At Stellarmann, we've always taken information security seriously. We understand that we are handling high volumes of sensitive data on behalf of regulated blue chip clients working in the City of London, which can include details of how they are implementing change programmes through to personal details of associates working on projects.
That's why we decided to go through the process of gaining ISO 27001 certification for information security. This allows us to give a level of confidence to our clients about how data is handled, but also to receive independent expert advice on areas where we could improve.
The ISO/IEC 27001 standard enables organisations to establish an information security management system and apply a risk management process that is adapted to their size and needs, and scale it as necessary as these factors evolve.
We were delighted to achieve the accreditation successfully at the first attempt at the end of 2023. Head of Operations Danielle Leggatt took the lead on the project, so we asked her "how was it for you?" and what she'd learned from the process.
How did you find the process?
"We worked with an ISO consultancy, to make sure we had people with experience looking dispassionately at our policies and procedures. We also recruited a full time Operations Assistant, the marvellous Elle, who had experience maintaining an ISO accreditation with a previous company, who was also able to give us the benefit of what she'd learned."

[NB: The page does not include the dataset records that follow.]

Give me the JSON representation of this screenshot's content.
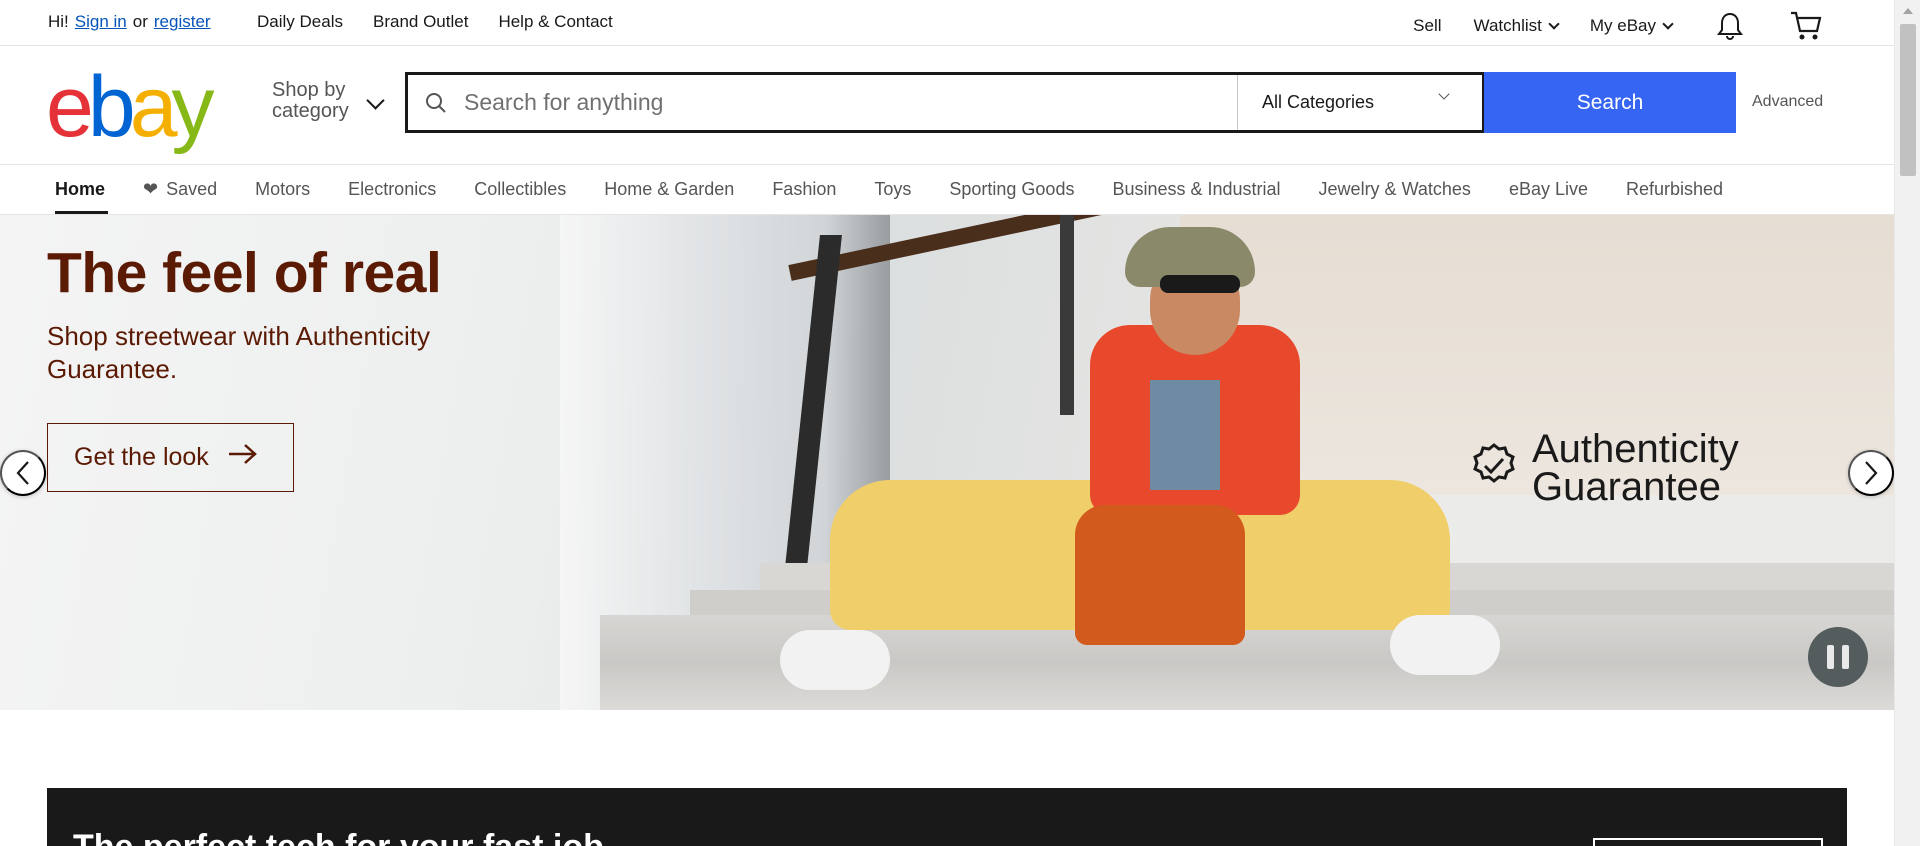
{
  "topbar": {
    "greeting": "Hi!",
    "sign_in": "Sign in",
    "or": "or",
    "register": "register",
    "links": [
      "Daily Deals",
      "Brand Outlet",
      "Help & Contact"
    ],
    "sell": "Sell",
    "watchlist": "Watchlist",
    "my_ebay": "My eBay",
    "icons": [
      "bell-icon",
      "cart-icon"
    ]
  },
  "header": {
    "logo": [
      "e",
      "b",
      "a",
      "y"
    ],
    "logo_colors": [
      "#e53238",
      "#0064d2",
      "#f5af02",
      "#86b817"
    ],
    "shop_by_line1": "Shop by",
    "shop_by_line2": "category",
    "search_placeholder": "Search for anything",
    "category_selected": "All Categories",
    "search_button": "Search",
    "advanced": "Advanced"
  },
  "nav": {
    "items": [
      "Home",
      "Saved",
      "Motors",
      "Electronics",
      "Collectibles",
      "Home & Garden",
      "Fashion",
      "Toys",
      "Sporting Goods",
      "Business & Industrial",
      "Jewelry & Watches",
      "eBay Live",
      "Refurbished"
    ],
    "active": "Home"
  },
  "hero": {
    "title": "The feel of real",
    "subtitle": "Shop streetwear with Authenticity Guarantee.",
    "cta": "Get the look",
    "badge_line1": "Authenticity",
    "badge_line2": "Guarantee",
    "accent_color": "#5a1a04"
  },
  "promo": {
    "title": "The perfect tech for your fast job"
  }
}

"Our journey began with a very large risk assessment, which was the result of depth interviews with all the heads of departments at Stellarmann. It allowed us to measure our baseline and think about our attitude to risk."
"The good news was that our IT set up was robust and sensible, and a lot of the way we work intuitively, already protected our data securely. We have a high quality training programme around data security that all staff members must complete and good practice is often modelled by the team. As is often the case with fast growing companies though, we just needed to be better at documenting what we do."
"Rather than having policies written for us externally, we wrote them ourselves based on current working practice which made sure they were workable, realistic and not just box ticking exercises. We then enlisted the help of a SharePoint consultancy to create a policy hub, allowing simple access for every member of staff."
What has been your proudest achievement?
"We had management buy-in from the beginning, and getting engagement from everyone was therefore easier than expected (albeit with a bit of 'encouragement.') But what I'm especially proud of is the fact that our team are not afraid to reported suspected data breaches. We don't have many at all, and the truth is, they are most frequently down to human error. For instance, clicking on a suspect link in a spam email. But rather than sit on that and say nothing, our team know to report it, confident that we don't play blame games and just want to find solutions."
Admit it. Did you secretly enjoy this?
"I actually really enjoy process improvement, and I am quietly really pleased that our new policy hub makes finding things so much easier. I am also looking forward to working through our opportunities for improvement, none of which are critical, but which will make our processes better. One example is how we will label our assets to ensure that when we roll out AI tools such as Microsoft Copilot, we won't disclose information that is classified or confidential."